というのも本方の主治条文には「…膠艾湯が之を主る」とあるが、構成薬文の冒頭では「{艸+弓}帰膠艾湯方」と記す。一方、本方と同一薬味の処方は唐代7世紀の『千金方』巻2と8世紀の『外台秘要方』巻33にあり、ともに「膠艾湯方」と記す。ならば唐代までは膠艾湯と呼んでいたが、林億らが『金匱要略』を校訂した際に{艸+弓}帰膠艾湯の名も与えたに間違いなかろう。
ところで本方の主薬のひとつ艾葉は他の仲景処方に配剤例がなく、『神農本草経』にも収載されていない。さらに『千金方』と『外台秘要方』の主治文は数文字程度の差しかないが、『金匱要略』とは相当に違う。しかし、ともに妊婦の不正出血が主治であることは一致している。本方は仲景処方なのだろうか。

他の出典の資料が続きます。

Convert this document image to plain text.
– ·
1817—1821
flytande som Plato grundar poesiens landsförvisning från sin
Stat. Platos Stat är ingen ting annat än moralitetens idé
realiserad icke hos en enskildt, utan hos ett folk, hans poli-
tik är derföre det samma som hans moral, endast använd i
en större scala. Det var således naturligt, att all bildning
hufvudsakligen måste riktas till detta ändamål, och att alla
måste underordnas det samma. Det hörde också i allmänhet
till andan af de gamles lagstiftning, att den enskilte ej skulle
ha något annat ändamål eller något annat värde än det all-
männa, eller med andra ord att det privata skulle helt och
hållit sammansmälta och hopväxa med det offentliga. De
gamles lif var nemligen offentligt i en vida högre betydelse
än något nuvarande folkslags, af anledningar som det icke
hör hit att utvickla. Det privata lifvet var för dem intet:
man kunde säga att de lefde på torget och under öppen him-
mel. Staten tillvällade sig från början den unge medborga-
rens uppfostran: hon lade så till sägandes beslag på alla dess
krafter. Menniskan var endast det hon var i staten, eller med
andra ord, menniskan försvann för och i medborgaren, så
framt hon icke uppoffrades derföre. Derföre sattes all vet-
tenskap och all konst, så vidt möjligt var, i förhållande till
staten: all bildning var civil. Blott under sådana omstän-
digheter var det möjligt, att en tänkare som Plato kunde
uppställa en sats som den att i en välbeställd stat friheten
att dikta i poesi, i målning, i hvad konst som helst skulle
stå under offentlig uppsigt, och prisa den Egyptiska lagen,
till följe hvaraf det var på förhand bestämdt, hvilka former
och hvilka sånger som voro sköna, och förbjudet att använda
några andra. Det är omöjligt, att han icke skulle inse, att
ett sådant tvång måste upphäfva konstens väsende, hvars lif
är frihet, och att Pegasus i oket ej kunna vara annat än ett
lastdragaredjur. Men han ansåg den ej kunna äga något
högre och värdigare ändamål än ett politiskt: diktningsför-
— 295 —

さて林億らは本方に「ある伝本では乾姜1両を加えるが、胡洽が婦人の胞動を治す方には乾姜がない」と注記しており、胡洽は5世紀の人である。また『外台秘要方』の上述処方は6世紀の『集験方』から引用されている。このように5世紀から使用が広まっている処方なら、仲景方がルーツである可能性も否定できない。ともあれ古い時代から応用され続けてきた処方であることには相違ない。
なお本方の方意は四物湯に阿膠・甘草・艾葉を加味したもの、とされることもある。しかし四物湯はより後代に開発の処方なので、歴史的には本方から阿膠・甘草・艾葉を去ったのが四物湯というべきだろう。